Maggie nearly spat out her tea. “I’m, ah, very flattered, David, and will keep it in mind. But as one of the ‘overlooked people’—and a Jeffersonian agnostic at that—I’m not sure marriage to me specifically would do the trick. Not that I don’t appreciate the lovely offer, of course.”
David looked serious as he stood up. “Far safer to be one of the overlooked at this point, I should think. By the way, give ’em hell, Mags.”
She gave him a tight smile. “I certainly intend to.”
Hell was just what Maggie Hope had trained for.
When she returned to the SOE office later that morning, she was directed to Noreen Baxter, a woman about Maggie’s age, with pale skin, rosebud lips, and crimped brown hair. “Don’t be nervous, darling,” she said, slipping her arm through Maggie’s as they walked the corridors of 64 Baker. She drew close and whispered in Maggie’s ear. “You’re the first woman to be dropped—we’re all rooting for you.”
“Thank you,” Maggie whispered back as they reached Noreen’s office.

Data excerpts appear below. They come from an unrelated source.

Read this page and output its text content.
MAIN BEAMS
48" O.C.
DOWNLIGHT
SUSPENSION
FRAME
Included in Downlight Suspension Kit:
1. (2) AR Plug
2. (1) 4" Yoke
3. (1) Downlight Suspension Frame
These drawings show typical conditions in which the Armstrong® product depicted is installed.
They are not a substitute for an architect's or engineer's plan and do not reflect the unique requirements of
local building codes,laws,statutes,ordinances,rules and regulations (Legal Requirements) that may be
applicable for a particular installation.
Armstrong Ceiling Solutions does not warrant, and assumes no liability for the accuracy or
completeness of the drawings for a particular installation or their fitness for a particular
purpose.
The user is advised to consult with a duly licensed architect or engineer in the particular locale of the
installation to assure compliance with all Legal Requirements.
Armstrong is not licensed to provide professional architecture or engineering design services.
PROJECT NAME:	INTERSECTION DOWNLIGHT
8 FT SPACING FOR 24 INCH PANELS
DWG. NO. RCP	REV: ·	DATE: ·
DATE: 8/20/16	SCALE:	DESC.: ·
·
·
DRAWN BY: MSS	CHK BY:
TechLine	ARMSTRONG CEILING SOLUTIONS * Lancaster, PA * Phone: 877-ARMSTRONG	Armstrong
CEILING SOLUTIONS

They both sat down on a worn sofa.
“Now, your cover story is the most important part of the operation,” Noreen told her, picking up a folder from the low table and handing it to Maggie. “Here you are. Your name is Margareta Hoffman. You were born on the second of June, 1916, in Frankfurt, to a German businessman and his wife. You were educated in Switzerland, which will explain any inconsistencies with your accent or verbiage. You met Gottlieb Lehrer in Rome, where you were hired as his typist.”
For the next two hours, Maggie read and memorized the file, including names and addresses of contacts in Berlin, and Noreen quizzed her on it, even adding in trick questions, such as “Who does your hair?” “What’s your doctor’s name and address?” and “How do you do laundry?”
Then Maggie wrote letters to her family and friends, telling them that, once again, she would be away on official business, and would contact them when she returned. To Aunt Edith, in Wellesley, Massachusetts. To her father, Edmund Hope, at Bletchley Park. To Sarah, on tour, care of the Sadler’s Wells Ballet. To the newly wed Nigel and Charlotte Ludlow. David and Hugh knew, more or less, what she was doing, but she wrote to them anyway.